Lodevole l’opera del Governo Monti per lo sforzo di razionalizzare l’apparato statale, tagliare le spese inutili, incanalare la fiscalità verso una più efficace lotta all’evasione. Però, nonostante il premier e la sua squadra lavorino come bulldozer, forti della non necessità di un consenso elettorale, ogni tanto cadono anche loro nella trappola in cui finiscono i politici: di fronte a chi alza di più la voce per difendere i propri interessi, mollano il colpo. Lo abbiamo visto in parte con i tassisti, con alcuni ordini professionali, ora tocca alle banche.
Le teatrali dimissioni di Mussari e dei vertici dell’Abi di una settimana fa ha sortito il risultato sperato: è infatti saltato dal decreto legge l’emendamento per modificare la norma che vieta le clausole sulle commissioni bancarie, per tutte le linee di credito.
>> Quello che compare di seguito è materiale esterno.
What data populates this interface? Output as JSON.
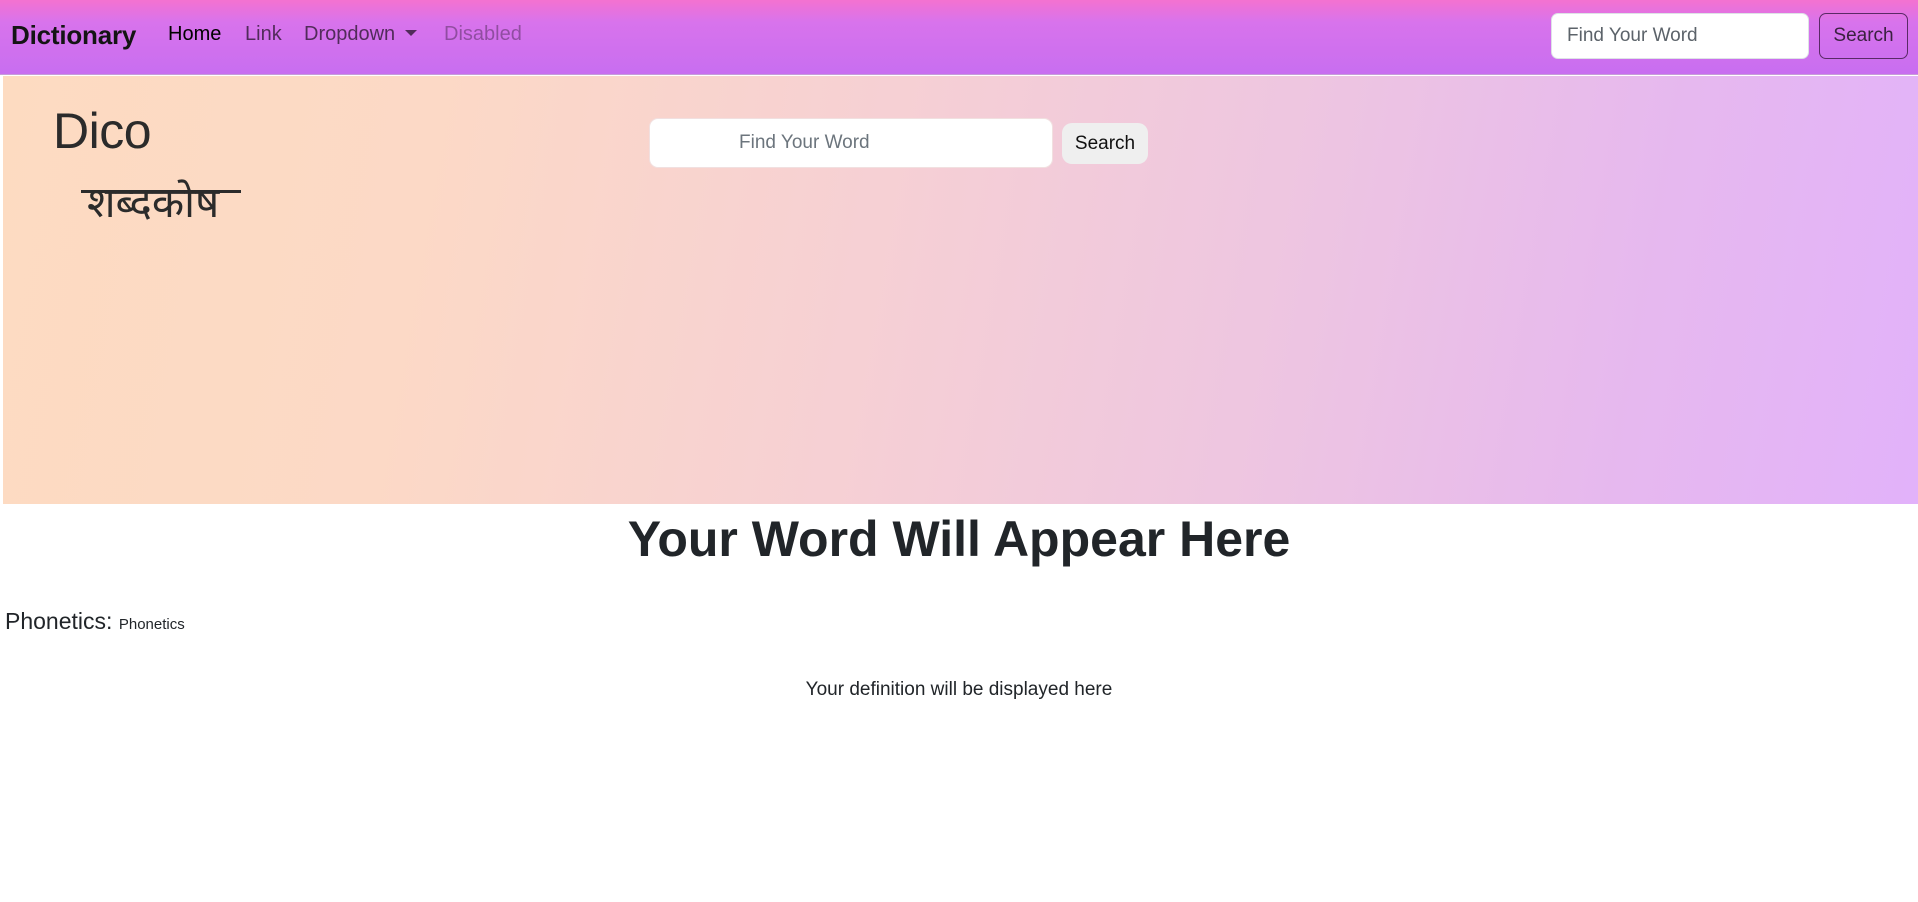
{
  "navbar": {
    "brand": "Dictionary",
    "links": [
      {
        "label": "Home",
        "state": "active"
      },
      {
        "label": "Link",
        "state": "normal"
      },
      {
        "label": "Dropdown",
        "state": "dropdown"
      },
      {
        "label": "Disabled",
        "state": "disabled"
      }
    ],
    "search_placeholder": "Find Your Word",
    "search_button": "Search",
    "icons": {
      "dropdown": "caret-down-icon"
    }
  },
  "hero": {
    "logo_en": "Dico",
    "logo_hi": "शब्दकोष",
    "search_placeholder": "Find Your Word",
    "search_button": "Search"
  },
  "content": {
    "word_title": "Your Word Will Appear Here",
    "phonetics_label": "Phonetics:",
    "phonetics_value": "Phonetics",
    "definition": "Your definition will be displayed here"
  },
  "colors": {
    "navbar_top": "#f472d0",
    "navbar_bottom": "#c86ef0",
    "hero_left": "#fddbc1",
    "hero_right": "#e2b2fa",
    "text": "#212529"
  }
}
La modifica alla norma dovrebbe passare dal dl liberalizzazioni al decreto legge fiscale. “L’emendamento non verrà presentato” ufficialmente, ha spiegato ieri il relatore Stefano Saglia, “perché era troppo forte il rischio di inammissibilità“. Sarà. Intanto, però, le banche se la sono cavata. Aspettiamo e vediamo.
E, già che ci siamo, ecco che anche il tetto allo stipendio dei manager pubblici non sarà fissato: “Il Governo – ha detto il ministro della Funzione Pubblica, Filippo Patroni Griffi – non presenterà emendamenti a dl Semplificazioni sui tetti ai manager per non rallentare l’approvazione del decreto“. Lo stesso Patroni Griffi che, con la decisione di pubblicare le cifre degli stipendi dei manager pubblici, aveva sollevato un polverone; le cifre imbarazzanti, senza senso e fuori mercato che guadagnano i top manager della Pa avevano fatto montare un’ondata di indignazione. Mettiamo il tetto a 294mila euro, si era detto (che, per inciso, sono comunque bei soldoni, per nulla parametrati, in alcuni casi, alle responsabilità di molti satrapi della Pa). E ora? Sparito.
Prego signori, c’è posto: chi urla di più oggi?